← The Mahabharata

Part Two — The Exile

Virata Parva — The Book of the Hidden Year

The Death of Kichaka

Kichaka was the commander of Virata’s army and the brother of Virata’s queen, and the real power in Matsya — the king feared him, and so the court did. He saw Sairandhri, the new servingwoman with the bearing that her plain work could not hide, and wanted her, and being the kind of man who had never been refused anything, did not understand the word when she used it.

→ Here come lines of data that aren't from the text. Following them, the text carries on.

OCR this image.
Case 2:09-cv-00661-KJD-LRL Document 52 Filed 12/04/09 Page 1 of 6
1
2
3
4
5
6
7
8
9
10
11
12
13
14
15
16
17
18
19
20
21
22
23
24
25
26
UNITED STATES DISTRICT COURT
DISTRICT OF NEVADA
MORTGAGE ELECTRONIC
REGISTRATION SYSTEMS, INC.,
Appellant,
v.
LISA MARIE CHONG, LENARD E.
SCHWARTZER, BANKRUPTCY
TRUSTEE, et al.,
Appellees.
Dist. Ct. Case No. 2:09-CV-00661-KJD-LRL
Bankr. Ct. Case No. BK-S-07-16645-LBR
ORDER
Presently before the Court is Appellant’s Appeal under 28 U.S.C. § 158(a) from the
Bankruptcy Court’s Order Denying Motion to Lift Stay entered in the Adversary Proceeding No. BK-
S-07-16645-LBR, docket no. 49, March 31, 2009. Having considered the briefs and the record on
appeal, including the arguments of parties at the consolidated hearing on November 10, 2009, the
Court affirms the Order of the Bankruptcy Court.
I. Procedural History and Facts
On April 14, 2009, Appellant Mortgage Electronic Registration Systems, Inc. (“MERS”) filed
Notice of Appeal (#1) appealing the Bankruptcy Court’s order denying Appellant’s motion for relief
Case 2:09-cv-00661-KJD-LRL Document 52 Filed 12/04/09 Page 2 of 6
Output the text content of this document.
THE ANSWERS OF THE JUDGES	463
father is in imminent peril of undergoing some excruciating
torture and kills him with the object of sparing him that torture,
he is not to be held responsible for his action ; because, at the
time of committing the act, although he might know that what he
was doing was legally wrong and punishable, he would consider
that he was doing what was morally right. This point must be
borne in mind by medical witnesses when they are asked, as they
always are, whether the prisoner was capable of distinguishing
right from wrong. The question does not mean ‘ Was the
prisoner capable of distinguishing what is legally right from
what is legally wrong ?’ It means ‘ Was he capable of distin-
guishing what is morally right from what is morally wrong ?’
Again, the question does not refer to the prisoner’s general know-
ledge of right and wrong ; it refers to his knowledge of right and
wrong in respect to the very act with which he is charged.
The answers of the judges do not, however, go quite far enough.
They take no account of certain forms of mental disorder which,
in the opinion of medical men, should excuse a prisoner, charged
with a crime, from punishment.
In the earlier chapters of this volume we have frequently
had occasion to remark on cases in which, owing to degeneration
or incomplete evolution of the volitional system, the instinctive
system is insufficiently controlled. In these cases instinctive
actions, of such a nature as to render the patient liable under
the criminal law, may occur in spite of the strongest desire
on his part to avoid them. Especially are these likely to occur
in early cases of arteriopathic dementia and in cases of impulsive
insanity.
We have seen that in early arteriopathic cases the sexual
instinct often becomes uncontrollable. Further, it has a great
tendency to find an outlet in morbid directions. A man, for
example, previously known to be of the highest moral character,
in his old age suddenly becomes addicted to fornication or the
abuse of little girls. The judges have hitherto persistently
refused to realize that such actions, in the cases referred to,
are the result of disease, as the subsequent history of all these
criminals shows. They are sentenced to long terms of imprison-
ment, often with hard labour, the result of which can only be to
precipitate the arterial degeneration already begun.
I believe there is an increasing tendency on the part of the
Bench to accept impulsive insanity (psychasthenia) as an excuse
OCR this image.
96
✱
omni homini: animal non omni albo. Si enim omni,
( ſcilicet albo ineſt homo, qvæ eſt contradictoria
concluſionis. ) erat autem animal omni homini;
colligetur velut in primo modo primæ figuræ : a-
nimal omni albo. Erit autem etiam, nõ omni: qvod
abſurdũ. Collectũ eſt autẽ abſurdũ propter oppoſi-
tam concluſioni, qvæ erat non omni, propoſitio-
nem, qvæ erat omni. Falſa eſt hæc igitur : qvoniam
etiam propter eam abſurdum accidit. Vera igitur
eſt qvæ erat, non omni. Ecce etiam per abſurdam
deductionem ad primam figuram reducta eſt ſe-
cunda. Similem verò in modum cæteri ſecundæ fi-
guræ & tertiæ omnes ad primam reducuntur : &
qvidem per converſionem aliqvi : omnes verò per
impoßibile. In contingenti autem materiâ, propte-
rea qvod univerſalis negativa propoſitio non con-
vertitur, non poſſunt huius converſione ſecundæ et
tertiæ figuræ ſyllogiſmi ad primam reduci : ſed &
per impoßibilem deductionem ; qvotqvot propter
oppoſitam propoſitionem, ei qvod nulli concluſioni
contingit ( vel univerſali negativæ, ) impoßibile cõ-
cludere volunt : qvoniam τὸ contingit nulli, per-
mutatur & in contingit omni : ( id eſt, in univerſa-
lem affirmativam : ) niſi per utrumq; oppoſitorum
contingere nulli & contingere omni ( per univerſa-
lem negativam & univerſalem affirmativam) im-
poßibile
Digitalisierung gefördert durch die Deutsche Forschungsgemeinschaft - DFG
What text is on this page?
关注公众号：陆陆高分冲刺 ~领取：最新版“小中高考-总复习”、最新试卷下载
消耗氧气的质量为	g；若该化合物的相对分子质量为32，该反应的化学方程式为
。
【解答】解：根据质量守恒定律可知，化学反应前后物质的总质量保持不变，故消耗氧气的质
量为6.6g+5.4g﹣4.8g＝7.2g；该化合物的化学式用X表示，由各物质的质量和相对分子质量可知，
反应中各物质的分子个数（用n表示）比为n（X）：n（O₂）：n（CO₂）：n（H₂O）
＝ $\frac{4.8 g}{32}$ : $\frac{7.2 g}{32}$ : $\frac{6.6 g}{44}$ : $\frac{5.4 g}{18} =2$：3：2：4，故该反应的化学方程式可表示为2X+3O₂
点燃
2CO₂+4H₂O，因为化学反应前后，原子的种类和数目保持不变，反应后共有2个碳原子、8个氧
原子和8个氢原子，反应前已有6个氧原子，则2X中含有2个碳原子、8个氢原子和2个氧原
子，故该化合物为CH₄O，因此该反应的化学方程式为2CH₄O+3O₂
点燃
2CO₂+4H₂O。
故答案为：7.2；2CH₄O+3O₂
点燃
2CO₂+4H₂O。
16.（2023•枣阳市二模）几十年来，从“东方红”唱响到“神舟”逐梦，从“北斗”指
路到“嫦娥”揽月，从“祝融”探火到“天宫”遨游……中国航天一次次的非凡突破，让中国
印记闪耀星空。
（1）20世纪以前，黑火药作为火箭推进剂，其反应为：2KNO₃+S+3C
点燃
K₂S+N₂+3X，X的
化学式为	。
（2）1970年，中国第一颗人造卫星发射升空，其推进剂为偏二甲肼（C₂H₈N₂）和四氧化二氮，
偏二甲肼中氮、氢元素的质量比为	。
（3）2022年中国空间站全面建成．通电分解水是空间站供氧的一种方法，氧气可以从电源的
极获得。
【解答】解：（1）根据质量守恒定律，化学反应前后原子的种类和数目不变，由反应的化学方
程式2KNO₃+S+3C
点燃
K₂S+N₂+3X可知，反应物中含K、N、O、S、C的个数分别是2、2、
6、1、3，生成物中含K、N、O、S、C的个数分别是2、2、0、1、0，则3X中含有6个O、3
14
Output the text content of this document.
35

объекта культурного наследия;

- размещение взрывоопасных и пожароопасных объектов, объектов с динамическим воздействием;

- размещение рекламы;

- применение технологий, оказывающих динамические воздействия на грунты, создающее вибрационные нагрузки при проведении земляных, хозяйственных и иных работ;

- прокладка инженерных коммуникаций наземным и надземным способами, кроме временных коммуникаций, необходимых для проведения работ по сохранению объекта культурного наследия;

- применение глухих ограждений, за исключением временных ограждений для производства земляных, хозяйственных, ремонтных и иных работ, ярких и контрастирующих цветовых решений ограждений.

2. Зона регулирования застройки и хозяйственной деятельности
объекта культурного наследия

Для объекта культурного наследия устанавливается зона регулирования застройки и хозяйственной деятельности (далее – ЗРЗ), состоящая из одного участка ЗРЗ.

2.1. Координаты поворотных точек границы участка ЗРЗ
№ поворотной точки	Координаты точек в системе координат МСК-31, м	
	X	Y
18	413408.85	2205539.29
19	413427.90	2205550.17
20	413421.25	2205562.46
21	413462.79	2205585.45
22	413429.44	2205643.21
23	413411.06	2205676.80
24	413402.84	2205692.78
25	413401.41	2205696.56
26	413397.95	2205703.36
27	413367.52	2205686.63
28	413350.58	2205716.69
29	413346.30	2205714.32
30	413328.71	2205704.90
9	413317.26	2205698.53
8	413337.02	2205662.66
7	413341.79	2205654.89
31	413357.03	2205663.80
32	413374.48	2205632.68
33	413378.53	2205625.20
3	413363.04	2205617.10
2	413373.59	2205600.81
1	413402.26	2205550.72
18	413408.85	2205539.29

Draupadi did what she had always done: she named her circumstance, claimed the protection of unseen powerful husbands — gandharvas, she said, who would kill any man who touched her — and held her dignity in front of a man who had none. Kichaka did not believe in husbands he could not see. He went to his sister the queen, who arranged, against Draupadi’s will, for the servingwoman to be sent to his quarters on a pretext; and when Draupadi came and again refused him, he assaulted her and, when she fled into the king’s own hall, pursued her there and struck her down in front of Virata and the assembled court.

And the court did nothing — and the parva is built around that nothing, because it is the dice hall again, exactly. Yudhishthira was there, in his courtier’s disguise, and could not rise without unmaking the year; he could only say, through his teeth, a courtier’s mild useless words about forbearance, and watch. Draupadi looked at him as she had once looked at him across that other hall, and saw the same paralysis dressed in a different costume, and understood that her protection, this year, would not come through the front of the hall. She went, that night, to the kitchen.

She found Bhima and told him plainly: this is the second hall, and you are again being asked to sit in it, and I will not survive a year of it. Bhima, who had carried his oath and his idleness through twelve forest years and one kitchen, did not argue. They made a plan with the precision of people who have waited a long time for permission. Draupadi sent word to Kichaka, feigning consent, naming a place and an hour — the deserted dancing-hall, by night. Kichaka came to keep an appointment with a woman and found, in the dark, the cook. Bhima killed him with his hands and left the body so broken that those who found it could not at first tell it was a body, and let the court conclude that the unseen gandharva husbands had, after all, been real.

It was justice, and it was a breach in the disguise, and the epic, as always, knows it is both. Kichaka’s kinsmen, enraged and afraid, seized Draupadi to burn her on his pyre, and Bhima had to come a second time, in the dark, and break them too — too much strength shown in one night for a court to keep explaining as luck. The thirteenth year had nearly run its full term, but it had now spent its silence. The death of Kichaka removed the one man strong enough to defend Matsya — and the news of a kingdom suddenly without its commander travelled, as such news does, straight to the ears of the cousins who had been hunting these very people for thirteen years.